Home Cristovam Buarque Brazil Independence Day, An Incomplete Celebration

Brazil Independence Day, An Incomplete Celebration

Senator Cristovam Buarque, Ph.D. former professor and Rector of the Universidade de Brasilia. Former governor of Brasilia - Federal District - from 1995 to 1998. Former Minister of Education between 2003 and 2004. Was elected senator by the Federal District in 2002 to this date. He is a member of the Brazil Monitor Editorial Council


By Cristovam Buarque

Five years from now, Brazil will enter the third centenary of its history as an independent country. On this September 7th, the 195th year of our independence, it is possible to commemorate what our ancestors have achieved. We have spent nearly two hundred years consolidating an immense sovereign territory and unified it by transportation networks, communication’s systems, energy distribution, and a common language. The Brazilian economy is among the largest in the world in GDP value. Our population has surpassed 200 million inhabitants. There is no doubt that we have a lot to celebrate for the first two centuries.

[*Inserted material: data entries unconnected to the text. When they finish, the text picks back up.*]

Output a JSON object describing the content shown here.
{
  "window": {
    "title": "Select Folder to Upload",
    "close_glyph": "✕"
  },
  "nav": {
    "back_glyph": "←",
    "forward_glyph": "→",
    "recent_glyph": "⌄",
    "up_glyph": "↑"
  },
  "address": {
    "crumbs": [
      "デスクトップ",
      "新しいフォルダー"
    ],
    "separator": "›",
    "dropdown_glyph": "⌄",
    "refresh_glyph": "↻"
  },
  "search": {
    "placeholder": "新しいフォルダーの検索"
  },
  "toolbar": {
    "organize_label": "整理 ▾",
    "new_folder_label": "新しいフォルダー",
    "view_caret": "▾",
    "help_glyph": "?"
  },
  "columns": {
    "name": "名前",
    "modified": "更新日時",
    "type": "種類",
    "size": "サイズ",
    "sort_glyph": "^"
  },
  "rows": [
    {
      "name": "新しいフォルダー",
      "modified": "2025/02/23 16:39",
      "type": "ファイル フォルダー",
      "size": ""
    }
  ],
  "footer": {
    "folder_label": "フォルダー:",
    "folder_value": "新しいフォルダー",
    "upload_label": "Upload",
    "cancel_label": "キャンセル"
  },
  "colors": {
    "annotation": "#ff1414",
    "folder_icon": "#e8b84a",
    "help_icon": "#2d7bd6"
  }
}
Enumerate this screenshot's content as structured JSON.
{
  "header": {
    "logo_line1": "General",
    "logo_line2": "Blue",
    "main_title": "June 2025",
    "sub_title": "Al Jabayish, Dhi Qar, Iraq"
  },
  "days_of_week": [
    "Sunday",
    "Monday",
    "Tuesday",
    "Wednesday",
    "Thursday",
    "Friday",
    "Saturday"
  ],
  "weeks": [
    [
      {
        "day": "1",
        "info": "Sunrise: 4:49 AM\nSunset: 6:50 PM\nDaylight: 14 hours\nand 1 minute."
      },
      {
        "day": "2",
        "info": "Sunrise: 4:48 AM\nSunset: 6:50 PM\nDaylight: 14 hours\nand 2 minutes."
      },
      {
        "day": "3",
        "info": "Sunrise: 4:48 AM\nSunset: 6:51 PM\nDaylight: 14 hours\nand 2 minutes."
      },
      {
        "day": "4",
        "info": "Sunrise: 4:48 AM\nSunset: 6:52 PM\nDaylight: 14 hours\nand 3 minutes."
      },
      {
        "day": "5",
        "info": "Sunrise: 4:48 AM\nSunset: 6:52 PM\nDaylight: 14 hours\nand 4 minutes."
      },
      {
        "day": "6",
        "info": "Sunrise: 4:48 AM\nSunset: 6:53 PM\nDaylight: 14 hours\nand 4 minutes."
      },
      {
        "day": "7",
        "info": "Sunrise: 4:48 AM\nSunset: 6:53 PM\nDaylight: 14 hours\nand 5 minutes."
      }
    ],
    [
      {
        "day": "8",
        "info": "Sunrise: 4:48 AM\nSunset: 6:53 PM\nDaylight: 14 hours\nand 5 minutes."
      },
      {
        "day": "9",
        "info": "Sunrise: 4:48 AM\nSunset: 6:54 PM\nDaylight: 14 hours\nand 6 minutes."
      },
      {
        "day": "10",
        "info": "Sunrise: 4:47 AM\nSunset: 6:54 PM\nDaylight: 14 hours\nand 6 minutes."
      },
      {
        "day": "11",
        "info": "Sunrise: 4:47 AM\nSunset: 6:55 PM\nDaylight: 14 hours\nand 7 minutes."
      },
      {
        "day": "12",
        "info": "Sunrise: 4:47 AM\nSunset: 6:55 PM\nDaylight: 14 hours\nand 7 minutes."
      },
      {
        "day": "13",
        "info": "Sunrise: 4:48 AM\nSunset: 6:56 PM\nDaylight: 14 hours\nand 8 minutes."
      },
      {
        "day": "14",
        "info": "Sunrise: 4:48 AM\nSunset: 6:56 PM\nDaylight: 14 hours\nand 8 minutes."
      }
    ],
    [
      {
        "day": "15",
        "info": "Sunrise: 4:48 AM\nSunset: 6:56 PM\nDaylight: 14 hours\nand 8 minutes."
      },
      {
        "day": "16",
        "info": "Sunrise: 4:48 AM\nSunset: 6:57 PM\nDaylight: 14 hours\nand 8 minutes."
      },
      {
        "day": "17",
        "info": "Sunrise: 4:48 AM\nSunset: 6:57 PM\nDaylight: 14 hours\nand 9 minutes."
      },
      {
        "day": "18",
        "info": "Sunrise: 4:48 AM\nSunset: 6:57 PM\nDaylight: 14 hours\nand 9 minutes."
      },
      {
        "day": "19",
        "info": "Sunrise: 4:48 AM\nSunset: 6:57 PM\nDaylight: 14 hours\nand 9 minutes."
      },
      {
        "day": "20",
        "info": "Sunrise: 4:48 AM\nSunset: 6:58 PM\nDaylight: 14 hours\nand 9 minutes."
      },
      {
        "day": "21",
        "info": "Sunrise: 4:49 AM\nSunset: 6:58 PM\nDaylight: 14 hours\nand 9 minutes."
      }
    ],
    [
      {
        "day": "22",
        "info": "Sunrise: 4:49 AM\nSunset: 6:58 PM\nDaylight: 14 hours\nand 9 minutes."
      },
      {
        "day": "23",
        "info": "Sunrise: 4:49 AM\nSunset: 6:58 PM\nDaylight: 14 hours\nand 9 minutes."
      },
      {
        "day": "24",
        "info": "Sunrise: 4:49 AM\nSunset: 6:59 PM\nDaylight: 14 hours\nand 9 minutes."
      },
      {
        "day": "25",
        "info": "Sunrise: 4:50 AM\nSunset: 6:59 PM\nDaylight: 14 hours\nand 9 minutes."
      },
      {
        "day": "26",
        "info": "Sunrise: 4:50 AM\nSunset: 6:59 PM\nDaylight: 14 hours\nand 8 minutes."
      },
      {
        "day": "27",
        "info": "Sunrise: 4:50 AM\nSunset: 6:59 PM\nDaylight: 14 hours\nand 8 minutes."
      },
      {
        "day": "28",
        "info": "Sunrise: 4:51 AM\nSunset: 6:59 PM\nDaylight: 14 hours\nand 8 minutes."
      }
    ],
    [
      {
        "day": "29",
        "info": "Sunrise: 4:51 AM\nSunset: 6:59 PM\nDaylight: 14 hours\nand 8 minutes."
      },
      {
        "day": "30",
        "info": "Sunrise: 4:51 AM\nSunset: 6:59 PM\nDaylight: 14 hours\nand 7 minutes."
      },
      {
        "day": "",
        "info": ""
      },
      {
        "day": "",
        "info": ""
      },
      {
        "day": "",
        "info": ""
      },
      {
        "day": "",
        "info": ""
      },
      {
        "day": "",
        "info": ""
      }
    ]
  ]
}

But if, instead of looking at the history, we look around us, the festivity loses its brilliance. Although we commemorate a high GDP, the eighth largest in the world, due to our low productivity we are in 84th place in the world when it comes to per capita income. Equally serious, our economy is concentrated on agricultural and mineral goods, or on more traditional industries, because we are a country of low capacity for innovation. From the social point of view, we carry the shame of being world champions in the distribution of income: we have formidable islands of great wealth and a tragic sea of ​​poverty.

We come to our third century divided so brutally that we can consider ours to be a system of apartheid – a country where the population is divided and separated by an insurmountable “invisible Mediterranean”. We are a country integrated physically but socially disintegrated. That is why today we are, in part, the champions of urban violence, with more than 100 thousand deaths a year, 50 thousand murders and 45 thousand victims of traffic accidents.

In politics, despite celebrating the anniversary with a democratic system and functioning institutions, at no other time did we have such a discredited political class. Promises were broken, corruption spread, parties broke up, public finances collapsed, state-rooted corporations divided the country into “banana republics” and we are left without national pride. The feeling is that the country enters its third century by dis-aggregating, without social cohesion, without historical direction.

The malaise is explained by many causes, but certainly the main one is the neglect of the education of our population, right from from early childhood. We arrived in our third century with 13 million adult citizens unable to understand the Republic’s own flag, because they can not read the motto “Order and Progress” written on it. In addition to these, according to the Brazilian Institute of Geography and Statistics (IBGE), there are almost 28 million functional illiterate adults and only a very small number of young people are trained to build the economy and the knowledge society that will characterize the century ahead. After two centuries, we are still a country with a very low level of education and with abysmal inequality in access to education due to family income.

It would not be difficult to make Brazil, well before the fourth century, become a country with quality education for all: the children of the poorest going to schools with the same quality as the children of the richest and a society that would not dispense with a single intellectual talent of its population. Without that, surely we will again not have anything to celebrate when the fourth centenary arrives.